Early arthritis is a misnomer: McInnes

Rheumatoid arthritis

30 Jun 2016

The term ‘early arthritis’ as we currently know it is really a misnomer, according to an international expert in immunology.

Speaking at this year’s ARA annual scientific conference Scotland’s very own Professor Iain McInnes told delegates that as long as patients had damaged bone they did not have ‘early arthritis’.

“Early arthritis is a result of immunologic decisions that happen in minutes and hours, long before a patient becomes aware that they have arthritis,” he said, noting that in a perfect world, early arthritis clinics should really be seeing patients ten years before they get signs and symptoms of disease.

This was because the sequence of events that ultimately become inflammation in the joints, start up to several years before a patient walks through the door of an arthritis clinic saying they are tired, miserable and their joints ache, said Professor McInnes in a talk called the immune system in motion.

The immune system is regulated by different pathways at the early stages of an immune response as opposed to the later stages, he explained.

However there was a tendency for clinicians to ignore this fundamental truth and to treat patients with therapies across the range of disease duration clinical presentations with a single targeted agent, and yet to expect them to get better regardless of the stage of disease or of the immune system at each of those sequential time points.

“It’s a miracle that we even see 60 percent modest response rates and absolutely predictable that we can only get in the order of 20 to 25 percent of patients doing really well with any one given intervention,” he told delegates.

The immune system can’t wait

The immune system is akin to a catapult held in tension and it cannot wait.

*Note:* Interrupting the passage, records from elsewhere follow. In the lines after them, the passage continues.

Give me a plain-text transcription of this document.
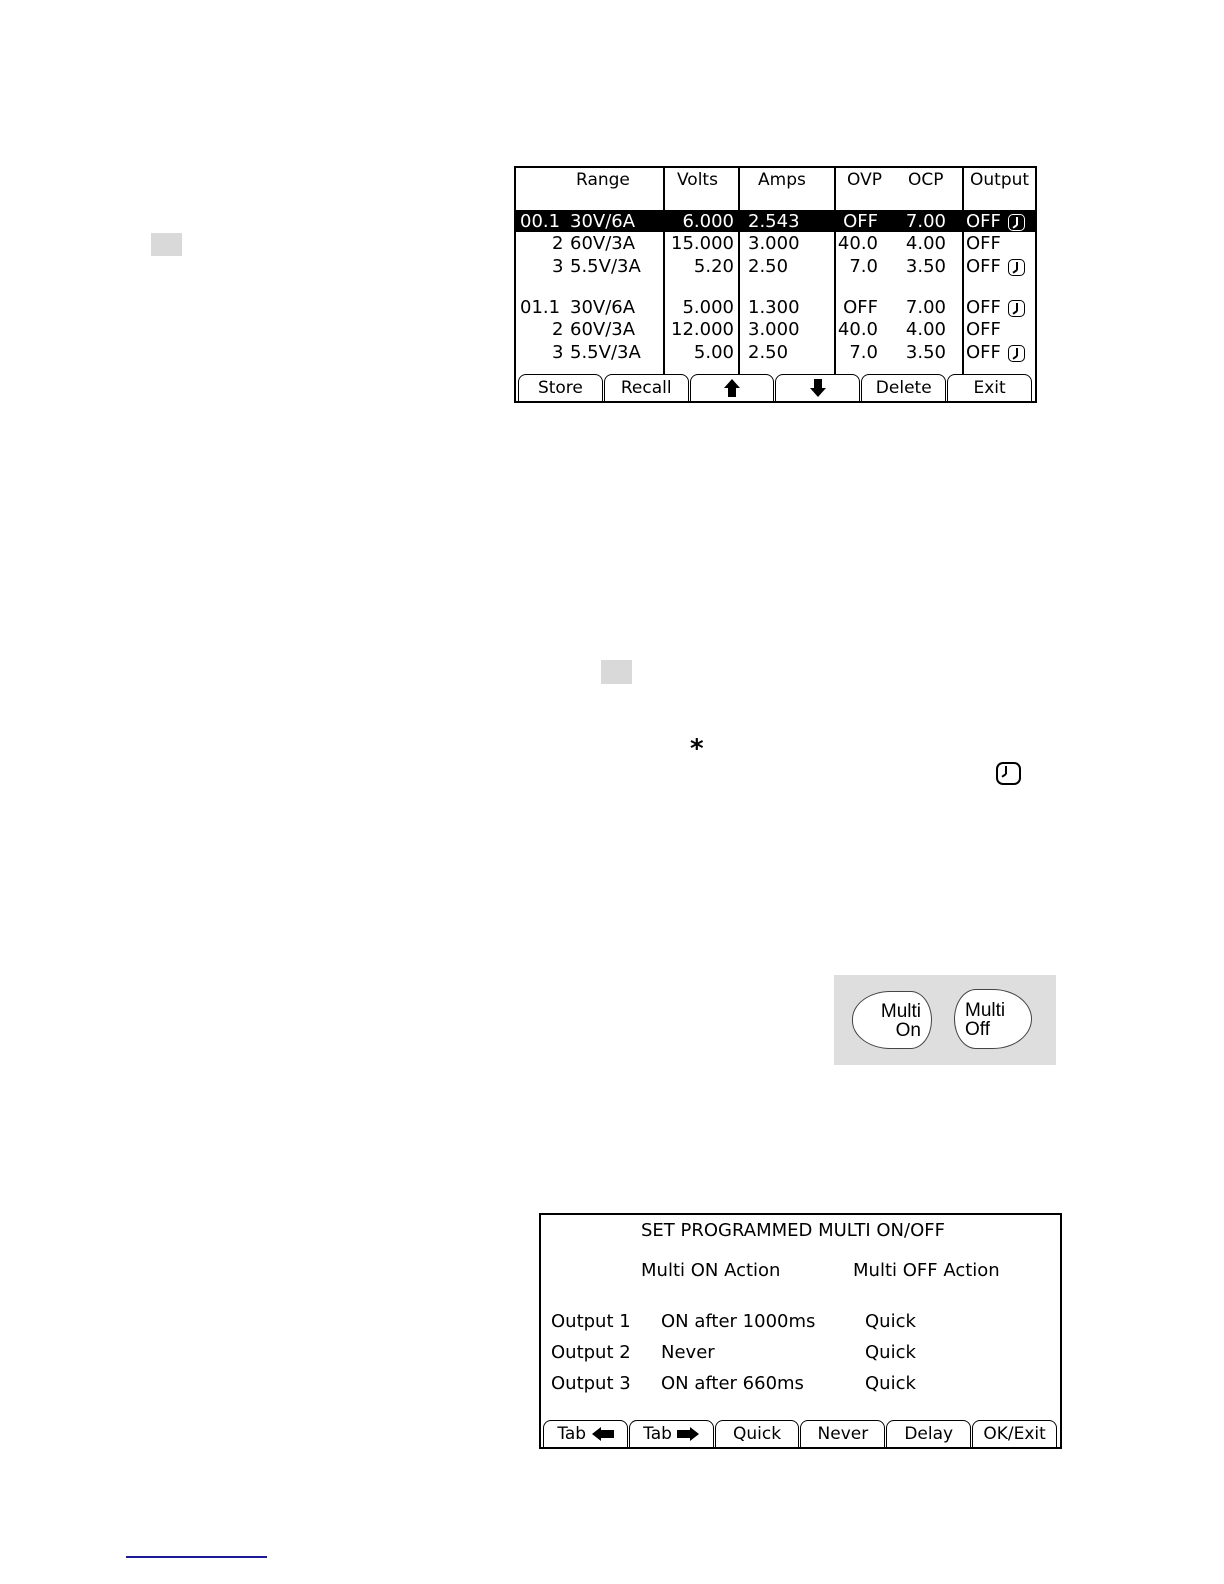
Range	Volts Amps OVP OCP Output
00.1 30V/6A	6.000 2.543 OFF 7.00 OFF
2 60V/3A 15.000 3.000 40.0 4.00 OFF
3 5.5V/3A	5.20 2.50	7.0 3.50 OFF
01.1 30V/6A	5.000 1.300 OFF 7.00 OFF
2 60V/3A 12.000 3.000 40.0 4.00 OFF
3 5.5V/3A	5.00 2.50	7.0 3.50 OFF
Store	Recall	Delete	Exit
*
Multi
On
Multi
Off
SET PROGRAMMED MULTI ON/OFF
Multi ON Action	Multi OFF Action
Output 1 ON after 1000ms	Quick
Output 2 Never	Quick
Output 3 ON after 660ms	Quick
Tab	Tab	Quick	Never	Delay	OK/Exit
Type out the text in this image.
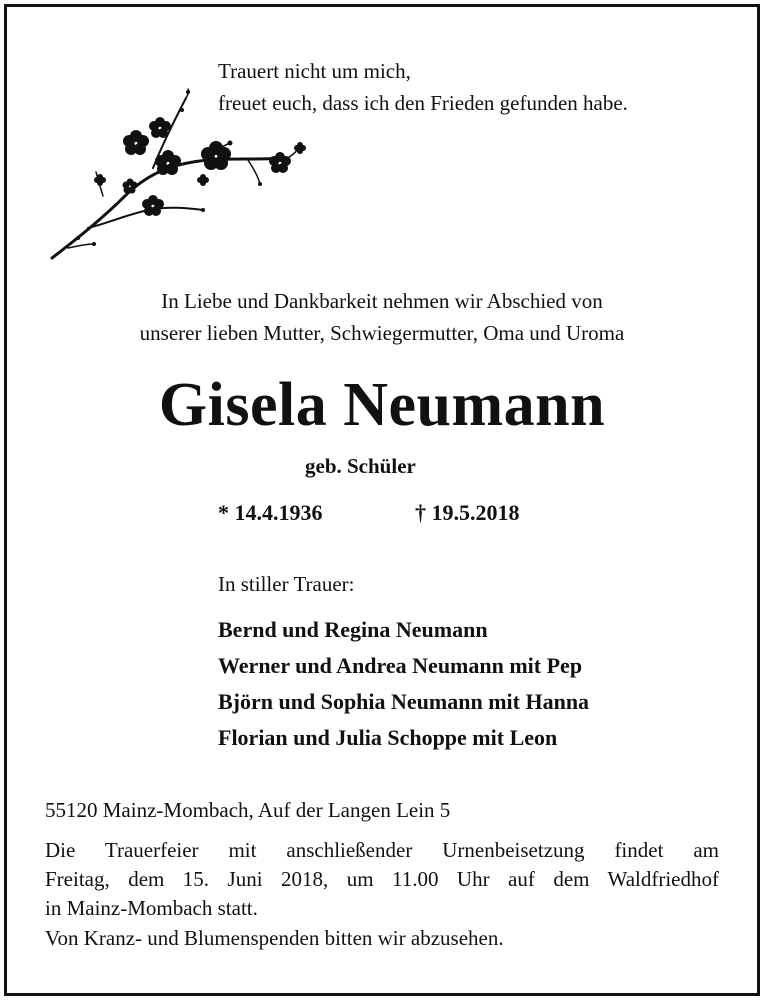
Trauert nicht um mich,
freuet euch, dass ich den Frieden gefunden habe.
In Liebe und Dankbarkeit nehmen wir Abschied von
unserer lieben Mutter, Schwiegermutter, Oma und Uroma
Gisela Neumann
geb. Schüler
* 14.4.1936	† 19.5.2018
In stiller Trauer:
Bernd und Regina Neumann
Werner und Andrea Neumann mit Pep
Björn und Sophia Neumann mit Hanna
Florian und Julia Schoppe mit Leon
55120 Mainz-Mombach, Auf der Langen Lein 5
Die Trauerfeier mit anschließender Urnenbeisetzung findet am
Freitag, dem 15. Juni 2018, um 11.00 Uhr auf dem Waldfriedhof
in Mainz-Mombach statt.
Von Kranz- und Blumenspenden bitten wir abzusehen.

Patients typically have a level of immunological upset that can go on for months, even years, before the joint becomes involved.

The Holy Grail would be to get to a point where we could treat people with a pre-form of rheumatoid arthritis, however as Professor McInnes acknowledges, this is no easy task.

“We’re going to have to first of all find such at risk people and that’s a science in itself,” Professor McInnes told the limbic.

“How do you find these people in the population – how do you screen for these abnormalities?” he asked.

“Then once you’ve found them you have to understand the immunological events that are going on during pre-RA phase when the immune system is disturbed but hasn’t yet attacked the joint” he added.

 “We don’t really have the answer to that yet – it’s a work in progress,” he said.

 Using mouse models to understand current treatments

 Professor McInnes and his team based at Glasgow University in Scotland have been using mouse models to get a window on the very early events that occur in the immune system that allow it to switch itself on and make the decision to damage musculoskeletal tissues.

In particular McInnes and his team have looked at the impact some selected current therapies have on the way the immune system, particularly lymphocytes and dendritic cells, are switched on.

Under the influence of some effective therapies, they discovered cells were switched on in an abnormal way – in that they refuse to become activated.

“What this drug actually does is it allows lymphocytes to see their target but instead of being switched on and becoming aggressive and damaging the joint they’re switched on into a state of ignorance and they no longer engage with their target and cause damage,” he said.

“At one level these models allow us to look at how current therapies work but in terms of applying that to the future of how we might treat pre-RA status, it’s too early” he added. “But we are optimistic!”